= Rate contract =

A Rate Contract or a Rate Agreement (RC in short) is an agreement between a buyer and a supplier to obtain products
for a fixed unit price or price variation over a specified period of time, as a procurement cost reduction strategy.

==Timing==
A rate contract is usually attempted when a global sourcing effort is not feasible, due to financial or operational constraints. A rate contract is also typically established in inputs where the number of suppliers is large (where it is not a monopoly or an oligopoly).

==Level==
Rate contracts can be arranged at various levels by a large firm - in specific geography markets or at a national level or at a global level (if suppliers exist at differing scales) and in specific sub-categories, or in a range of sub-categories, or for a category, or for a related categories. The rate contract can also be established for a year or for multiple-years.
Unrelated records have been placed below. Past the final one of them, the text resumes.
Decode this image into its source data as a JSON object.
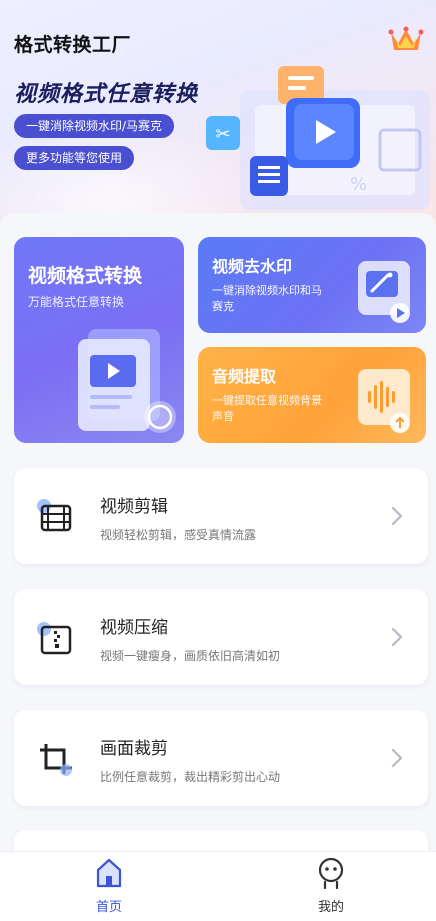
{
  "header": {
    "app_title": "格式转换工厂",
    "crown_icon": "crown-icon"
  },
  "hero": {
    "headline": "视频格式任意转换",
    "pill_1": "一键消除视频水印/马赛克",
    "pill_2": "更多功能等您使用"
  },
  "feature_cards": {
    "convert": {
      "title": "视频格式转换",
      "subtitle": "万能格式任意转换",
      "icon": "video-file-icon"
    },
    "watermark": {
      "title": "视频去水印",
      "subtitle": "一键消除视频水印和马赛克",
      "icon": "magic-wand-icon"
    },
    "audio": {
      "title": "音频提取",
      "subtitle": "一键提取任意视频背景声音",
      "icon": "audio-wave-icon"
    }
  },
  "tools": [
    {
      "title": "视频剪辑",
      "subtitle": "视频轻松剪辑，感受真情流露",
      "icon": "film-icon"
    },
    {
      "title": "视频压缩",
      "subtitle": "视频一键瘦身，画质依旧高清如初",
      "icon": "compress-icon"
    },
    {
      "title": "画面裁剪",
      "subtitle": "比例任意裁剪，裁出精彩剪出心动",
      "icon": "crop-icon"
    }
  ],
  "bottom_nav": {
    "home": "首页",
    "me": "我的"
  },
  "colors": {
    "accent": "#3b55d6",
    "pill": "#4a4fd1",
    "card_purple": "#7c6ff3",
    "card_blue": "#5a7bf5",
    "card_orange": "#ffa239"
  }
}
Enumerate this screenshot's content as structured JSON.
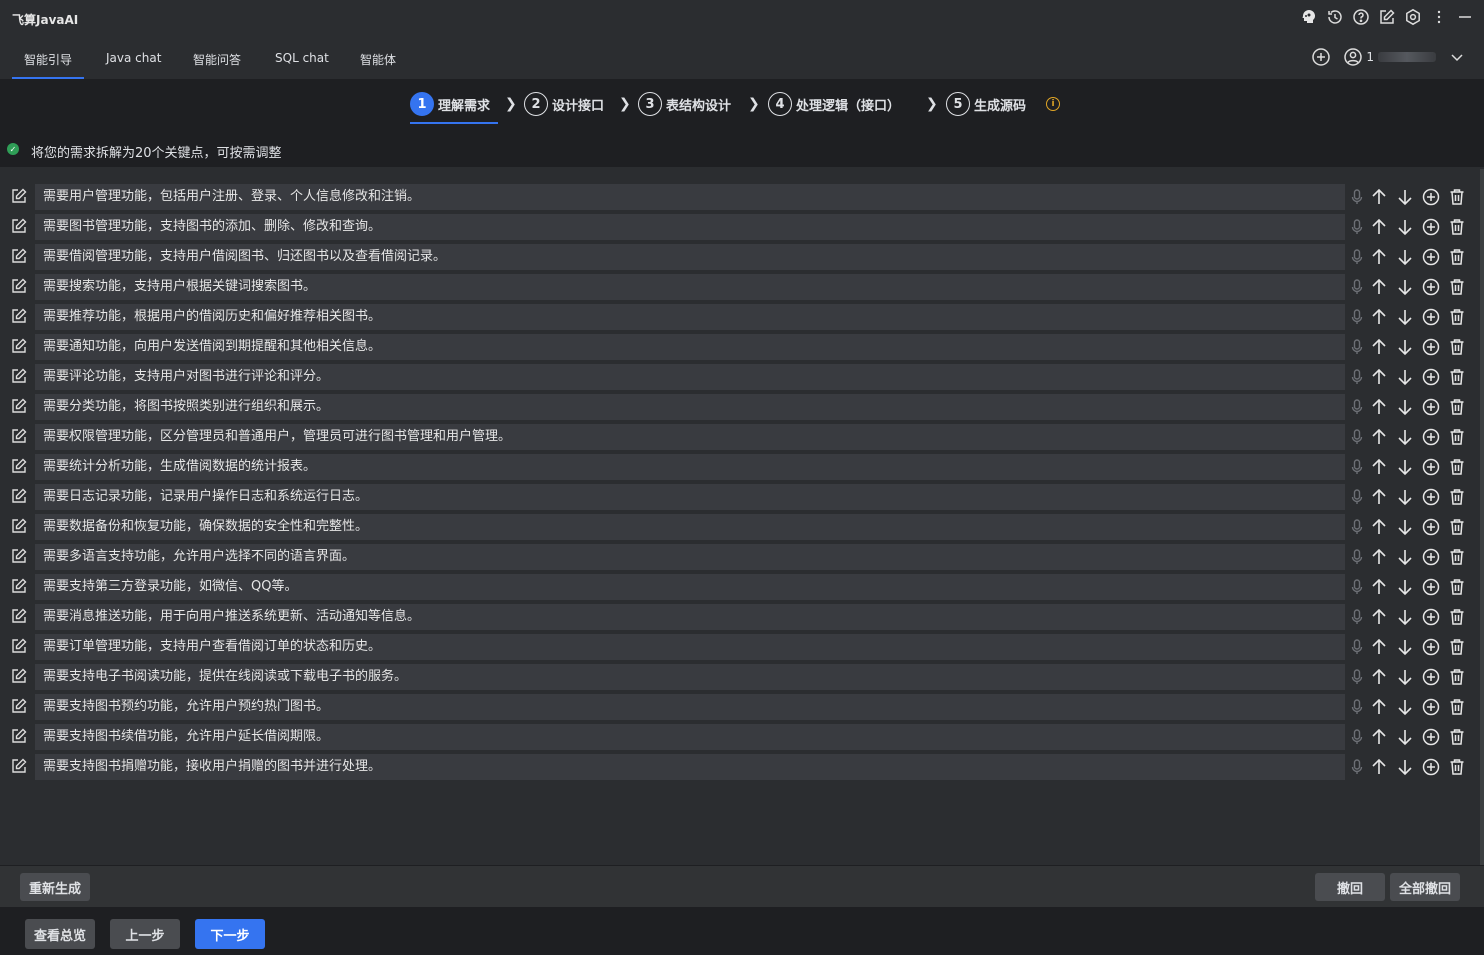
{
  "app": {
    "title": "飞算JavaAI"
  },
  "title_icons": [
    "brain-icon",
    "history-icon",
    "help-icon",
    "edit-icon",
    "settings-icon",
    "more-icon",
    "minimize-icon"
  ],
  "tabs": [
    {
      "label": "智能引导",
      "active": true
    },
    {
      "label": "Java chat",
      "active": false
    },
    {
      "label": "智能问答",
      "active": false
    },
    {
      "label": "SQL chat",
      "active": false
    },
    {
      "label": "智能体",
      "active": false
    }
  ],
  "user": {
    "name_prefix": "1"
  },
  "steps": [
    {
      "num": "1",
      "label": "理解需求",
      "active": true
    },
    {
      "num": "2",
      "label": "设计接口",
      "active": false
    },
    {
      "num": "3",
      "label": "表结构设计",
      "active": false
    },
    {
      "num": "4",
      "label": "处理逻辑（接口）",
      "active": false
    },
    {
      "num": "5",
      "label": "生成源码",
      "active": false
    }
  ],
  "status": {
    "text": "将您的需求拆解为20个关键点，可按需调整"
  },
  "requirements": [
    "需要用户管理功能，包括用户注册、登录、个人信息修改和注销。",
    "需要图书管理功能，支持图书的添加、删除、修改和查询。",
    "需要借阅管理功能，支持用户借阅图书、归还图书以及查看借阅记录。",
    "需要搜索功能，支持用户根据关键词搜索图书。",
    "需要推荐功能，根据用户的借阅历史和偏好推荐相关图书。",
    "需要通知功能，向用户发送借阅到期提醒和其他相关信息。",
    "需要评论功能，支持用户对图书进行评论和评分。",
    "需要分类功能，将图书按照类别进行组织和展示。",
    "需要权限管理功能，区分管理员和普通用户，管理员可进行图书管理和用户管理。",
    "需要统计分析功能，生成借阅数据的统计报表。",
    "需要日志记录功能，记录用户操作日志和系统运行日志。",
    "需要数据备份和恢复功能，确保数据的安全性和完整性。",
    "需要多语言支持功能，允许用户选择不同的语言界面。",
    "需要支持第三方登录功能，如微信、QQ等。",
    "需要消息推送功能，用于向用户推送系统更新、活动通知等信息。",
    "需要订单管理功能，支持用户查看借阅订单的状态和历史。",
    "需要支持电子书阅读功能，提供在线阅读或下载电子书的服务。",
    "需要支持图书预约功能，允许用户预约热门图书。",
    "需要支持图书续借功能，允许用户延长借阅期限。",
    "需要支持图书捐赠功能，接收用户捐赠的图书并进行处理。"
  ],
  "actions": {
    "regenerate": "重新生成",
    "undo": "撤回",
    "undo_all": "全部撤回"
  },
  "footer": {
    "overview": "查看总览",
    "prev": "上一步",
    "next": "下一步"
  },
  "colors": {
    "accent": "#3574f0",
    "success": "#2f9e57",
    "warning": "#e0a526"
  }
}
The level of the rate contract agreed depends on:
1. The level of standardization of the input
2. The predictability of procurement spend
3. The nature of the supplier market
4. The pricing power of the procurer as against the supplier.

==Process of setup==
The process of setting up a rate contract in a category follows a set of standard steps:-
1. Procurement spend analysis: Identification of cumulative spend, identification of key suppliers and their share of business, identification of average price of procurement, spend growth projections
2. Market analysis: Study of the nature of the market, exhaustive identification of suppliers and their capabilities, study of supplier cost structures. One of the primary objectives of this step is the identification and introduction of new suppliers
3. Supplier Interactions: Selection of a fit-list of suppliers, invitation to suppliers for discussions, supplier discussions and interactions, RFQ to selected suppliers
4. Receipt of Quotes from suppliers
5. Selection of a fit list of suppliers
6. Agreement on the points of the rate contract and finalization of the rate contract

Post the setup of a rate contract, a definitive monitoring mechanism must be set up. Such a monitoring mechanism needs to be done centrally by the organization and involves - monitoring of offtake by supplier, monitoring of non-RC offtake and monitoring of supplies and periodic quality audits. Without the setup of a monitoring mechanism, much of the effectiveness and purpose for a setup might be lost.

==Special Types==
A frame agreement is a special type of rate agreement entered with a set of suppliers, with a specific subset (may be just one) chosen as preferred. Frame agreements possess similar clauses as standard rate agreements with a few additional (optional) points such as
- decreasing prices over time
- quality control obligations for the supplier
- minimum or maximum offtakes during the validity period
- provisions for vendor-managed inventory

The UNHCR procures a large percentage of its requirements under frame agreements.